2nd-Generation iPod nano
Keeps its promise - keeps iPod dry underwater
Good underwater sound quality
Case and headphones are sold separately, making the final price higher than it at first appears
US$79.95 for case
US$39.95 for headphones (required for underwater use)
As with any electronics, a cardinal rule of iPod care is don’t get it wet. But if you’re a swimmer who wants music in the pool or a snorkeler in need of a soundtrack, are you out of luck? No, thanks to the new H20 Audio for iPod nano waterproof case and headphone combination from H20 Audio.
This product, designed to be taken no more than 10 feet below the water’s surface (making this a poor fit for most scuba divers), consists of a clear, hard-plastic case and a pair of headphones (these two items are sold separately, which is a bit frustrating since you need the special headphones for underwater operation). The case has its own buttons and clickwheel adapter to facilitate underwater use.
The case is made waterproof thanks to a rubbery layer that sits just inside it called a T-seal. When the case is used and locked properly (accidental openings are prevented by an effective two-step locking system), the T-seal prevents water from leaking into the case, while the SealTight headphone connector keeps moisture out of that opening.
The make or break test of the product, of course, is taking it into the water, which is a scary thing to do given how electronics and water usually get along. Assuming you’re using the case correctly, you can put those worries out of your head – it works just as advertised. No water got into the case or touched my nano in 30-40 minutes of underwater use.
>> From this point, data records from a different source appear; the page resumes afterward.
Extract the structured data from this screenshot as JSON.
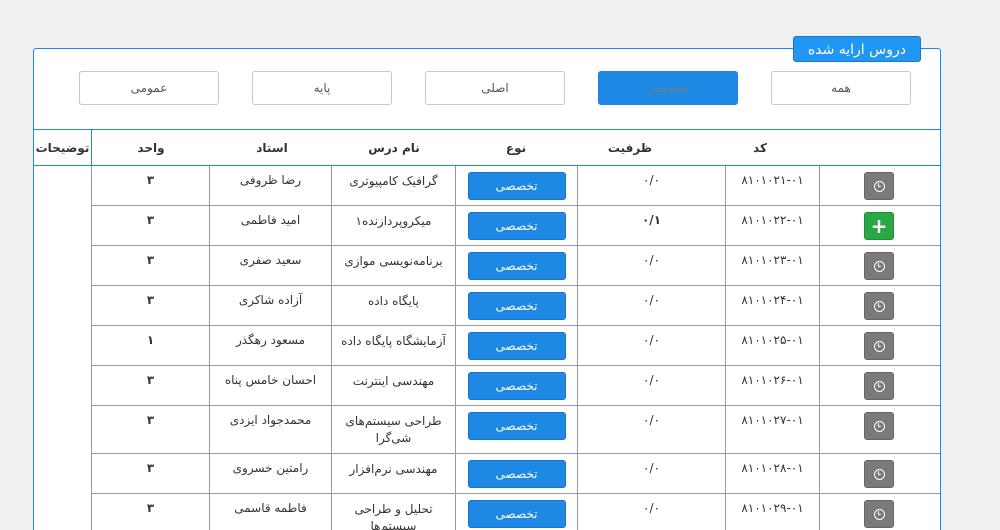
{
  "panel": {
    "title": "دروس ارایه شده"
  },
  "filters": [
    {
      "label": "همه",
      "active": false
    },
    {
      "label": "تخصصی",
      "active": true
    },
    {
      "label": "اصلی",
      "active": false
    },
    {
      "label": "پایه",
      "active": false
    },
    {
      "label": "عمومی",
      "active": false
    }
  ],
  "headers": {
    "code": "کد",
    "capacity": "ظرفیت",
    "type": "نوع",
    "name": "نام درس",
    "teacher": "استاد",
    "unit": "واحد",
    "desc": "توضیحات"
  },
  "rows": [
    {
      "action": "clock-icon",
      "code": "۸۱۰۱۰۲۱-۰۱",
      "capacity": "۰/۰",
      "type": "تخصصی",
      "name": "گرافیک کامپیوتری",
      "teacher": "رضا ظروفی",
      "unit": "۳"
    },
    {
      "action": "plus-icon",
      "code": "۸۱۰۱۰۲۲-۰۱",
      "capacity": "۰/۱",
      "type": "تخصصی",
      "name": "میکروپردازنده۱",
      "teacher": "امید فاطمی",
      "unit": "۳"
    },
    {
      "action": "clock-icon",
      "code": "۸۱۰۱۰۲۳-۰۱",
      "capacity": "۰/۰",
      "type": "تخصصی",
      "name": "برنامه‌نویسی موازی",
      "teacher": "سعید صفری",
      "unit": "۳"
    },
    {
      "action": "clock-icon",
      "code": "۸۱۰۱۰۲۴-۰۱",
      "capacity": "۰/۰",
      "type": "تخصصی",
      "name": "پایگاه داده",
      "teacher": "آزاده شاکری",
      "unit": "۳"
    },
    {
      "action": "clock-icon",
      "code": "۸۱۰۱۰۲۵-۰۱",
      "capacity": "۰/۰",
      "type": "تخصصی",
      "name": "آزمایشگاه پایگاه داده",
      "teacher": "مسعود رهگذر",
      "unit": "۱"
    },
    {
      "action": "clock-icon",
      "code": "۸۱۰۱۰۲۶-۰۱",
      "capacity": "۰/۰",
      "type": "تخصصی",
      "name": "مهندسی اینترنت",
      "teacher": "احسان خامس پناه",
      "unit": "۳"
    },
    {
      "action": "clock-icon",
      "code": "۸۱۰۱۰۲۷-۰۱",
      "capacity": "۰/۰",
      "type": "تخصصی",
      "name": "طراحی سیستم‌های شی‌گرا",
      "teacher": "محمدجواد ایزدی",
      "unit": "۳"
    },
    {
      "action": "clock-icon",
      "code": "۸۱۰۱۰۲۸-۰۱",
      "capacity": "۰/۰",
      "type": "تخصصی",
      "name": "مهندسی نرم‌افزار",
      "teacher": "رامتین خسروی",
      "unit": "۳"
    },
    {
      "action": "clock-icon",
      "code": "۸۱۰۱۰۲۹-۰۱",
      "capacity": "۰/۰",
      "type": "تخصصی",
      "name": "تحلیل و طراحی سیستم‌ها",
      "teacher": "فاطمه قاسمی",
      "unit": "۳"
    }
  ]
}
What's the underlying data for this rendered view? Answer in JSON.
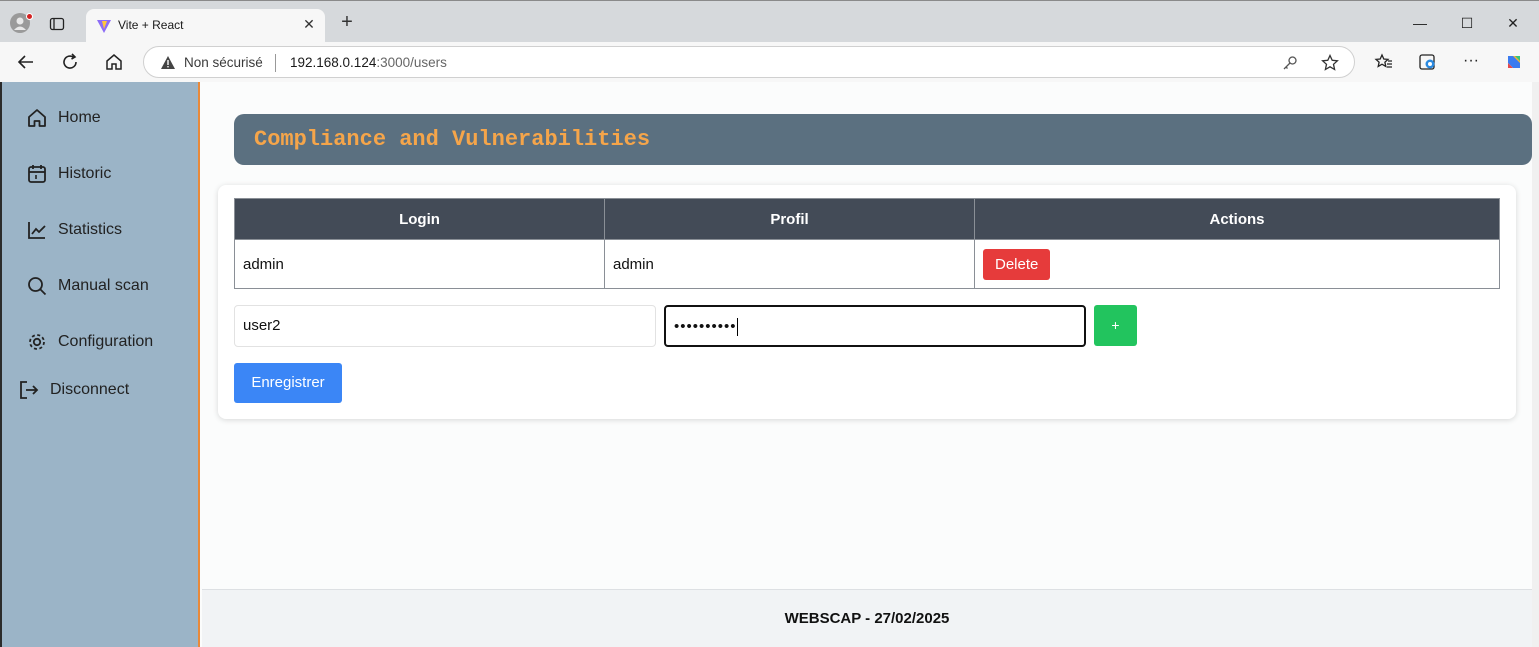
{
  "browser": {
    "tab_title": "Vite + React",
    "security_label": "Non sécurisé",
    "url_host": "192.168.0.124",
    "url_rest": ":3000/users"
  },
  "sidebar": {
    "items": [
      {
        "label": "Home",
        "icon": "home-icon"
      },
      {
        "label": "Historic",
        "icon": "calendar-icon"
      },
      {
        "label": "Statistics",
        "icon": "chart-icon"
      },
      {
        "label": "Manual scan",
        "icon": "search-icon"
      },
      {
        "label": "Configuration",
        "icon": "gear-icon"
      },
      {
        "label": "Disconnect",
        "icon": "logout-icon"
      }
    ]
  },
  "header": {
    "title": "Compliance and Vulnerabilities"
  },
  "users_table": {
    "headers": [
      "Login",
      "Profil",
      "Actions"
    ],
    "rows": [
      {
        "login": "admin",
        "profil": "admin",
        "action": "Delete"
      }
    ]
  },
  "form": {
    "login_value": "user2",
    "password_mask": "••••••••••",
    "add_label": "+",
    "save_label": "Enregistrer"
  },
  "footer": {
    "text": "WEBSCAP - 27/02/2025"
  },
  "colors": {
    "sidebar": "#9bb4c7",
    "header_bar": "#5b7080",
    "header_title": "#f5a54a",
    "delete": "#e63b3b",
    "add": "#22c45e",
    "save": "#3b86f6"
  }
}
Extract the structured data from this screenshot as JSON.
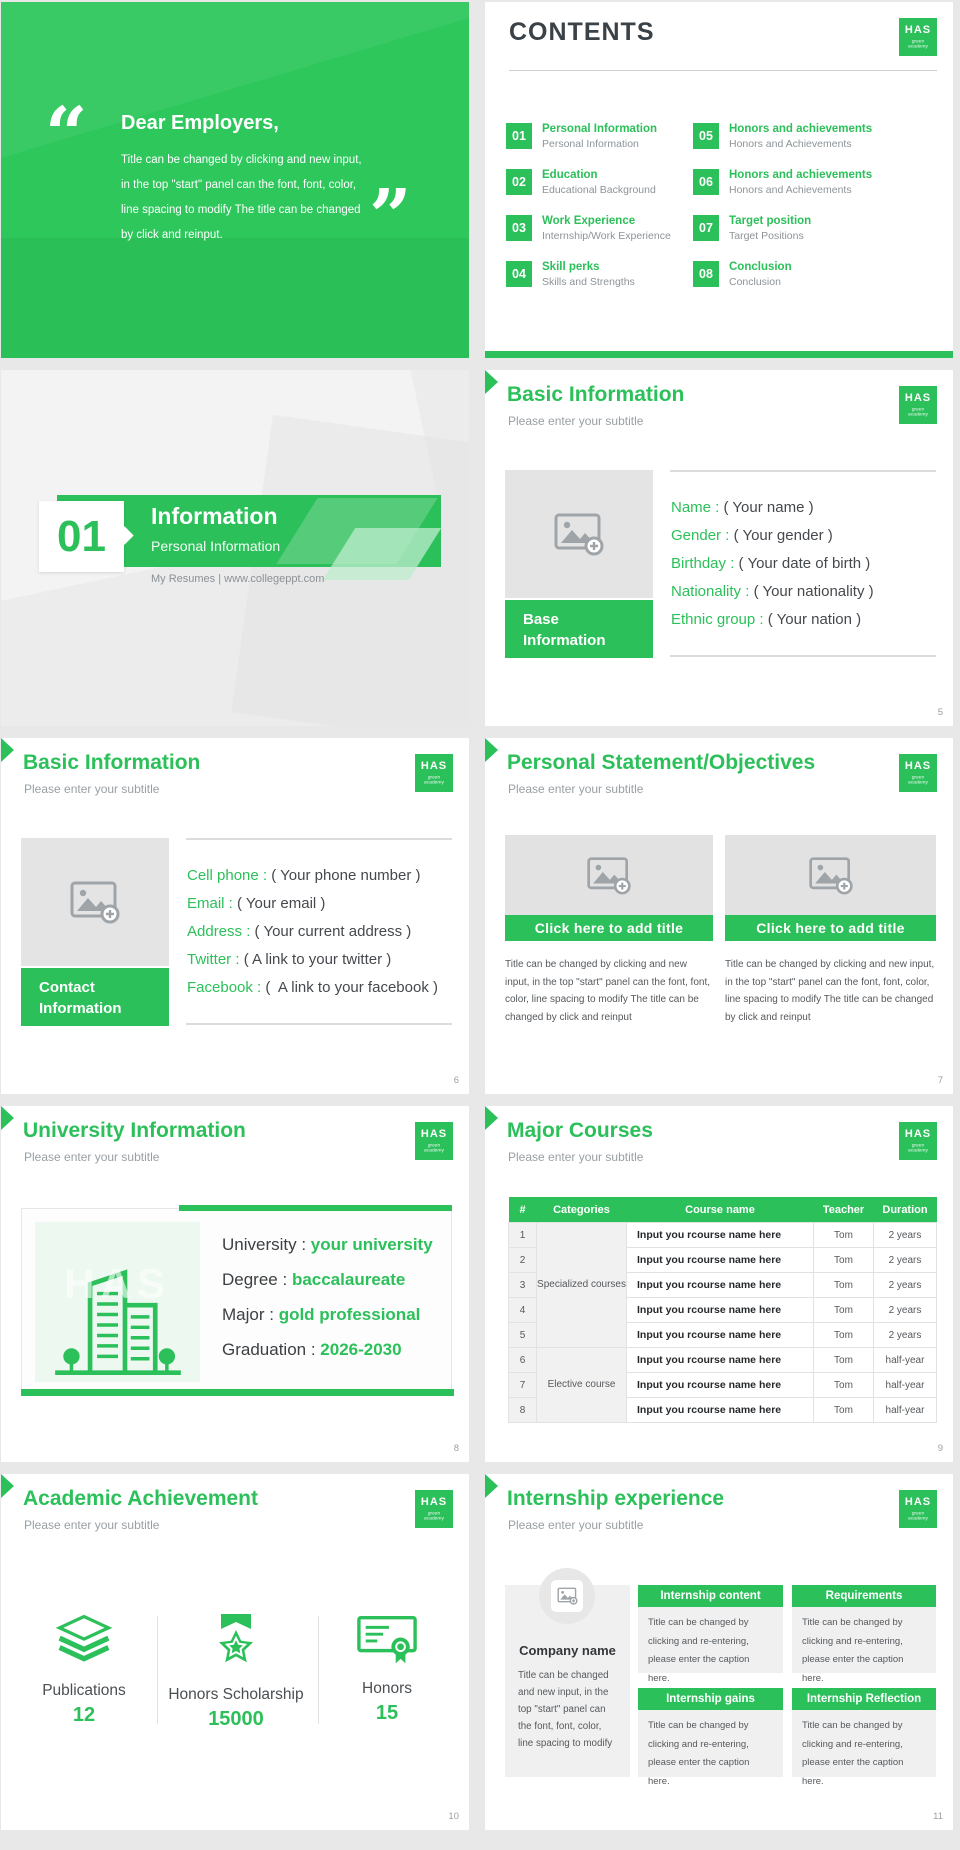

After getting out of the water and opening the case, I found a few small drops of water, on the outside edge of the T-seal, which seems acceptable.
The headphones worked surprisingly well underwater. If you listen to these headphones outside water, you’ll conclude that they’re low quality and not worth the price. Using them underwater, though, will quickly change your opinion.
As soon as you submerge with the headphones on, their sound transforms from tinny and soft to riche and more nuanced. While no one will confuse these headphones with high-end options for true audiophiles, they’re certainly good enough for in-water use.
When listening underwater, be sure to use the included earplug adapters, which prevent water getting between the headphones and your ears, causing uncomfortable bubbles and reducing the sound quality.
One thing to note is that you may need to use a higher volume underwater than you would out of water. This may worry those concerned about hearing loss and it also means that before you listen to your iPod out of the water, you ought to turn the volume down lest your next listening experience be far too loud.
The case comes with a neoprene sport armband to secure it to your arm while swimming. Serious or competitive swimmers may find that the case/armband/headphone combination causes too much drag on them in the water, but recreational users should be happy with trio.
All in all, the H20 Audio for iPod nano system (H20 Audio also makes a model for the iPod video) safely takes the iPod where it hasn’t gone before (at least not on purpose and without serious damage!).